No dia do desaparecimento, além das escaras (feridas formadas quando a circulação é interrompida devido à pressão de superfícies duras como colchões ou a própria cadeira de rodas contra o corpo), Robson estava com infecção urinária, que ameaçava interromper o funcionamento dos rins. “Ele passou o dia com os amigos. Cortou o cabelo, porque na sexta tem o baile aqui perto de casa que ele costumava ir. ‘Não vou fazer nada demais, só tenho que sair.’ Eu fiz um jantar na casa da minha mãe. Jantaram ele e o Cesar. O Caíque estava, mas não quis comer. E eles saíram, às 23h15. Depois disso nunca mais vi meu filho.”

Robson, assim como Cesar, Jonathan e Caíque, iriam para um sítio em Ribeirão Pires encontrar uma garota que havia adicionado um deles no Facebook. Jones, a outra vítima, apenas dirigia o carro. Segundo Elzanira, iriam mais dois grupos de garotos para o local, mas um foi impedido pela mãe de pilotar o carro e o outro disse que o veículo que iria estava quebrado. “Queriam mais pessoas nesse encontro, inclusive um que eles [os executores] estavam de olho”, diz.

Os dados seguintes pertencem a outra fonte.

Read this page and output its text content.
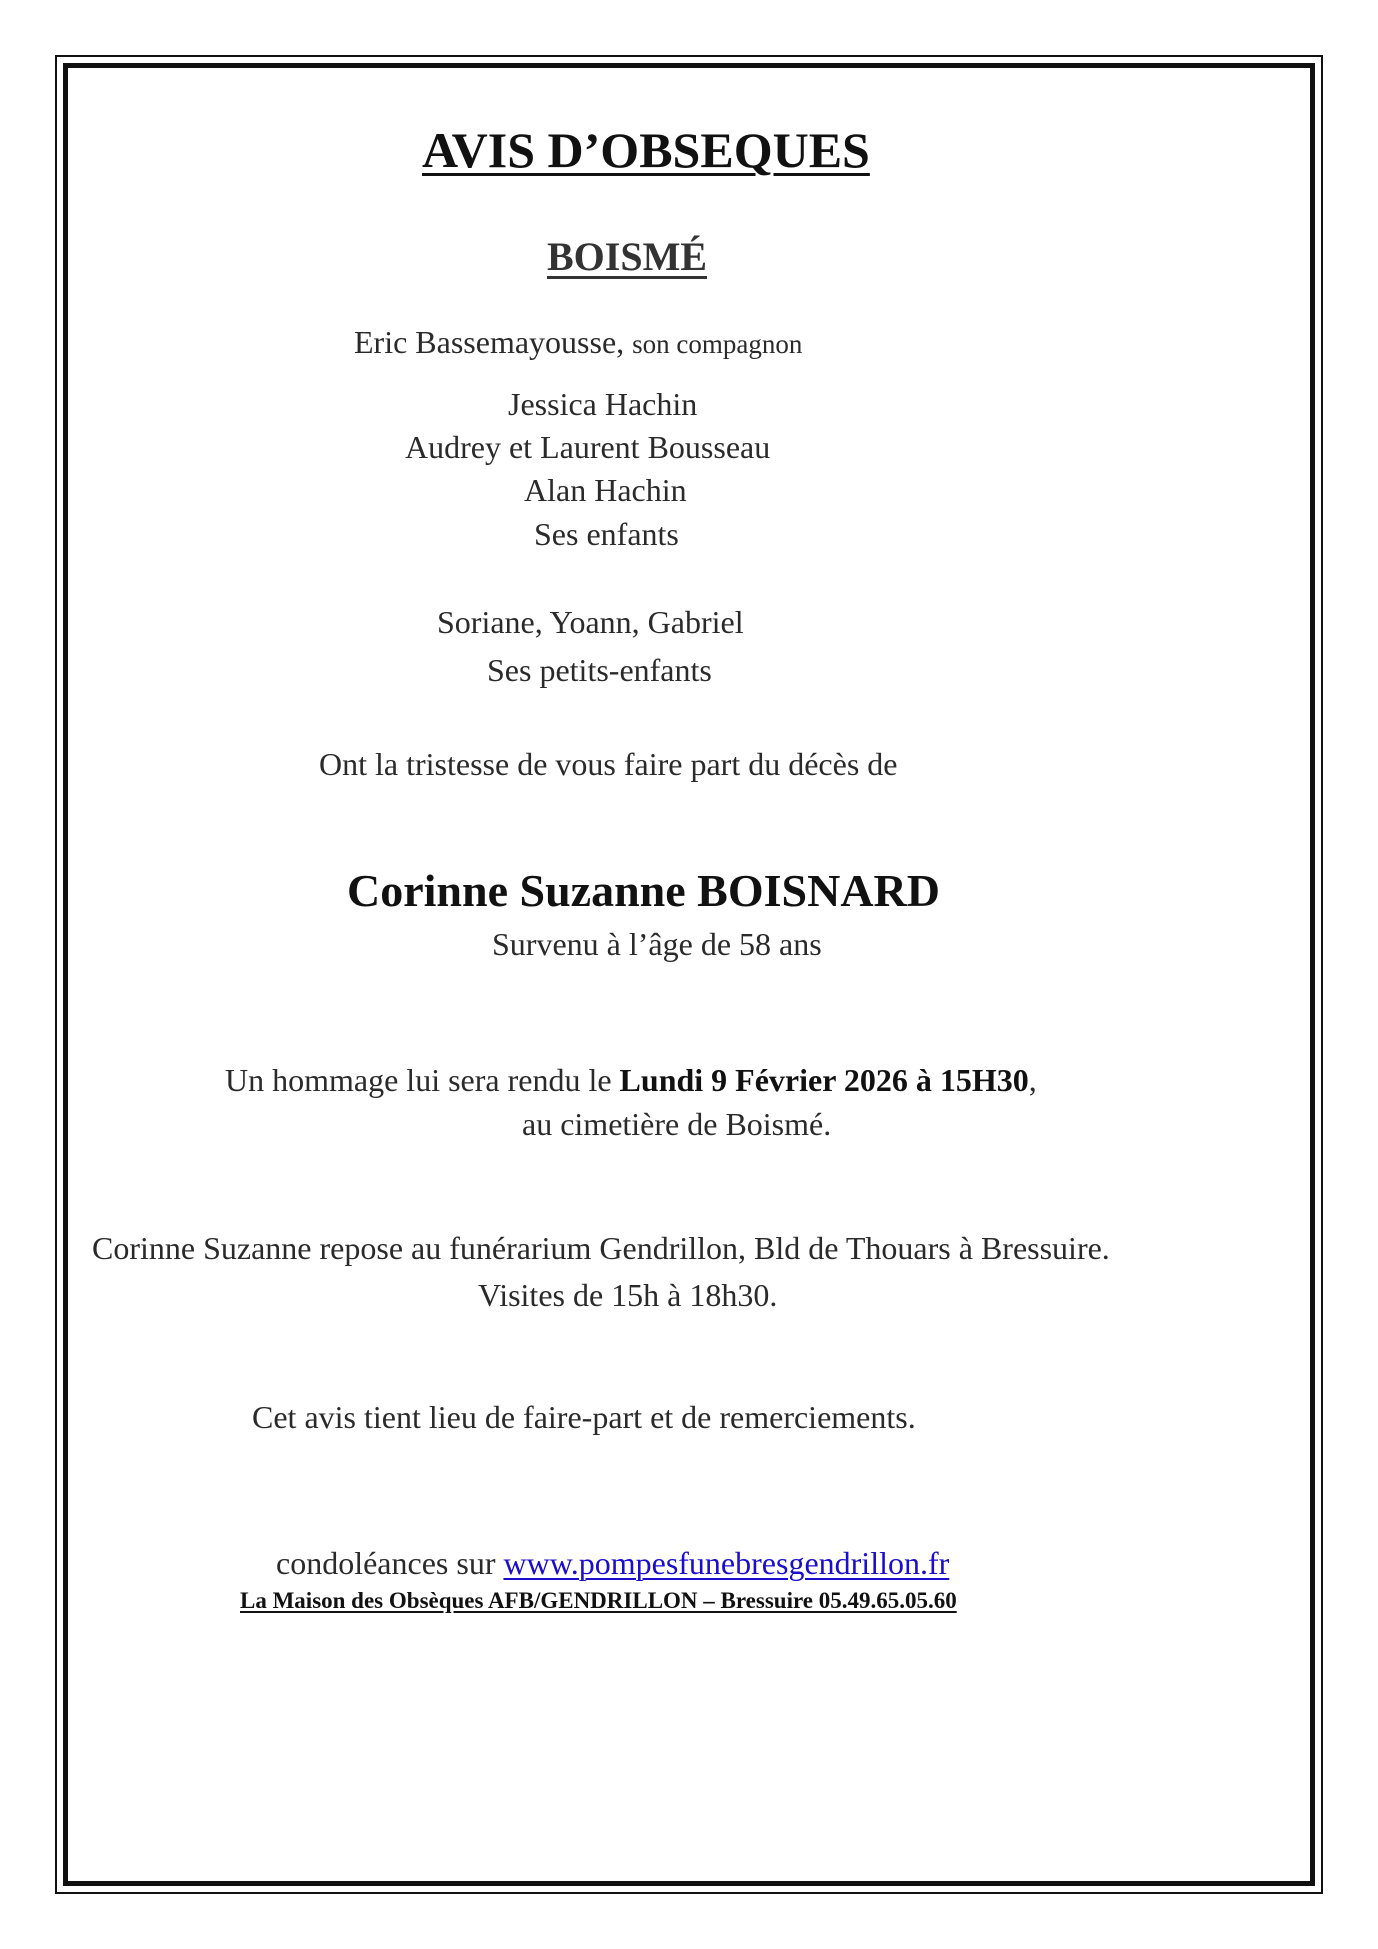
AVIS D’OBSEQUES
BOISMÉ

Eric Bassemayousse, son compagnon

Jessica Hachin

Audrey et Laurent Bousseau

Alan Hachin

Ses enfants

Soriane, Yoann, Gabriel

Ses petits-enfants

Ont la tristesse de vous faire part du décès de

Corinne Suzanne BOISNARD

Survenu à l’âge de 58 ans

Un hommage lui sera rendu le Lundi 9 Février 2026 à 15H30,

au cimetière de Boismé.

Corinne Suzanne repose au funérarium Gendrillon, Bld de Thouars à Bressuire.

Visites de 15h à 18h30.

Cet avis tient lieu de faire-part et de remerciements.

condoléances sur www.pompesfunebresgendrillon.fr

La Maison des Obsèques AFB/GENDRILLON – Bressuire 05.49.65.05.60
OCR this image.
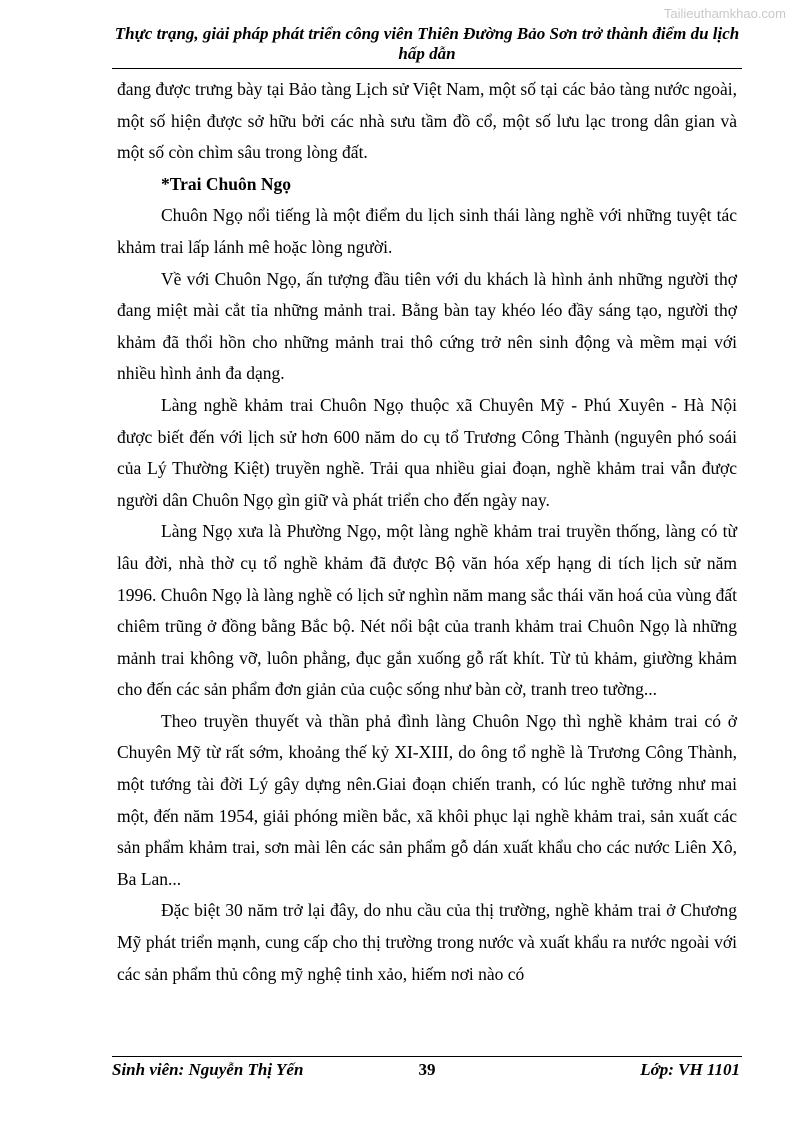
Tailieuthamkhao.com
Thực trạng, giải pháp phát triển công viên Thiên Đường Bảo Sơn trở thành điểm du lịch hấp dẫn

đang được trưng bày tại Bảo tàng Lịch sử Việt Nam, một số tại các bảo tàng nước ngoài, một số hiện được sở hữu bởi các nhà sưu tầm đồ cổ, một số lưu lạc trong dân gian và một số còn chìm sâu trong lòng đất.

*Trai Chuôn Ngọ

Chuôn Ngọ nổi tiếng là một điểm du lịch sinh thái làng nghề với những tuyệt tác khảm trai lấp lánh mê hoặc lòng người.

Về với Chuôn Ngọ, ấn tượng đầu tiên với du khách là hình ảnh những người thợ đang miệt mài cắt tỉa những mảnh trai. Bằng bàn tay khéo léo đầy sáng tạo, người thợ khảm đã thổi hồn cho những mảnh trai thô cứng trở nên sinh động và mềm mại với nhiều hình ảnh đa dạng.

Làng nghề khảm trai Chuôn Ngọ thuộc xã Chuyên Mỹ - Phú Xuyên - Hà Nội được biết đến với lịch sử hơn 600 năm do cụ tổ Trương Công Thành (nguyên phó soái của Lý Thường Kiệt) truyền nghề. Trải qua nhiều giai đoạn, nghề khảm trai vẫn được người dân Chuôn Ngọ gìn giữ và phát triển cho đến ngày nay.

Làng Ngọ xưa là Phường Ngọ, một làng nghề khảm trai truyền thống, làng có từ lâu đời, nhà thờ cụ tổ nghề khảm đã được Bộ văn hóa xếp hạng di tích lịch sử năm 1996. Chuôn Ngọ là làng nghề có lịch sử nghìn năm mang sắc thái văn hoá của vùng đất chiêm trũng ở đồng bằng Bắc bộ. Nét nổi bật của tranh khảm trai Chuôn Ngọ là những mảnh trai không vỡ, luôn phẳng, đục gắn xuống gỗ rất khít. Từ tủ khảm, giường khảm cho đến các sản phẩm đơn giản của cuộc sống như bàn cờ, tranh treo tường...

Theo truyền thuyết và thần phả đình làng Chuôn Ngọ thì nghề khảm trai có ở Chuyên Mỹ từ rất sớm, khoảng thế kỷ XI-XIII, do ông tổ nghề là Trương Công Thành, một tướng tài đời Lý gây dựng nên.Giai đoạn chiến tranh, có lúc nghề tưởng như mai một, đến năm 1954, giải phóng miền bắc, xã khôi phục lại nghề khảm trai, sản xuất các sản phẩm khảm trai, sơn mài lên các sản phẩm gỗ dán xuất khẩu cho các nước Liên Xô, Ba Lan...

Đặc biệt 30 năm trở lại đây, do nhu cầu của thị trường, nghề khảm trai ở Chương Mỹ phát triển mạnh, cung cấp cho thị trường trong nước và xuất khẩu ra nước ngoài với các sản phẩm thủ công mỹ nghệ tinh xảo, hiếm nơi nào có

Sinh viên: Nguyễn Thị Yến	39	Lớp: VH 1101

Para ela, não há outra explicação senão a participação de PMs. No dia do desaparecimento, a ficha de dois garotos foi puxada por policiais – um deles era Robson. Elzanira, no entanto, não crê que o filho tenha sido alvo dos executores, nem liga o fato ao tiro que o garoto recebeu em 2014.

Na noite desta quinta-feira (10),  a polícia prendeu um guarda municipal de Santo André, na Grande São Paulo, sob suspeita de envolvimento na chacina de cinco jovens. O agente teve decretada sua prisão temporária por 30 dias. O guarda preso, segundo policiais, confessou envolvimento na elaboração dos perfis falsos das garotas em rede social, mas não no assassinato dos jovens.

A Secretaria de Segurança Pública do Estado de São Paulo afirma que ainda não há policiais investigados. “Não tem outra explicação” diz Elza. “Eles querem passar a versão de que seria a facção [o PCC] que teria encomendado a execução porque pegaram o carro de alguém, mas ninguém pegou carro nenhum. Se fosse da facção, não iriam fazer isso, porque não agem desse jeito.”

Mesmo com o corpo de Robson liberado desde segunda-feira (7), Elzanira aguarda a autorização de uma perícia independente para que o filho finalmente seja sepultado no Cemitério de Vila Alpina, na zona leste. O Estado pressiona pelo enterro, e diz que pode sepultá-los como indigentes por uma questão sanitária – os corpos estavam em avançado estado de decomposição. “O governo não quer aceitar a perícia independente e a gente tomou a decisão de não tirar os corpos do IML [Instituto Médico Legal] enquanto isso não acontecer. Eles querem tirar o foco, dizem que a gente tem preconceito com a polícia. Que eles venham ver o que a polícia faz na periferia então.”

A família de Robson também decidiu esperar o reconhecimento da última vítima, Jonathan. “Eu pensei nela, na mãe do Jonathan, e como seria se fosse meu filho. Iria ficar só o dela, e a gente esperando tanto tempo para achar [os corpos]… Não vamos recuar. Eles vão ter que pagar o que fizeram para os nossos filhos. Eles já tinham tirado o direito de ir e vir do meu filho, e agora a forma como eles tiraram a vida dele. Eles não tinham esse direito.”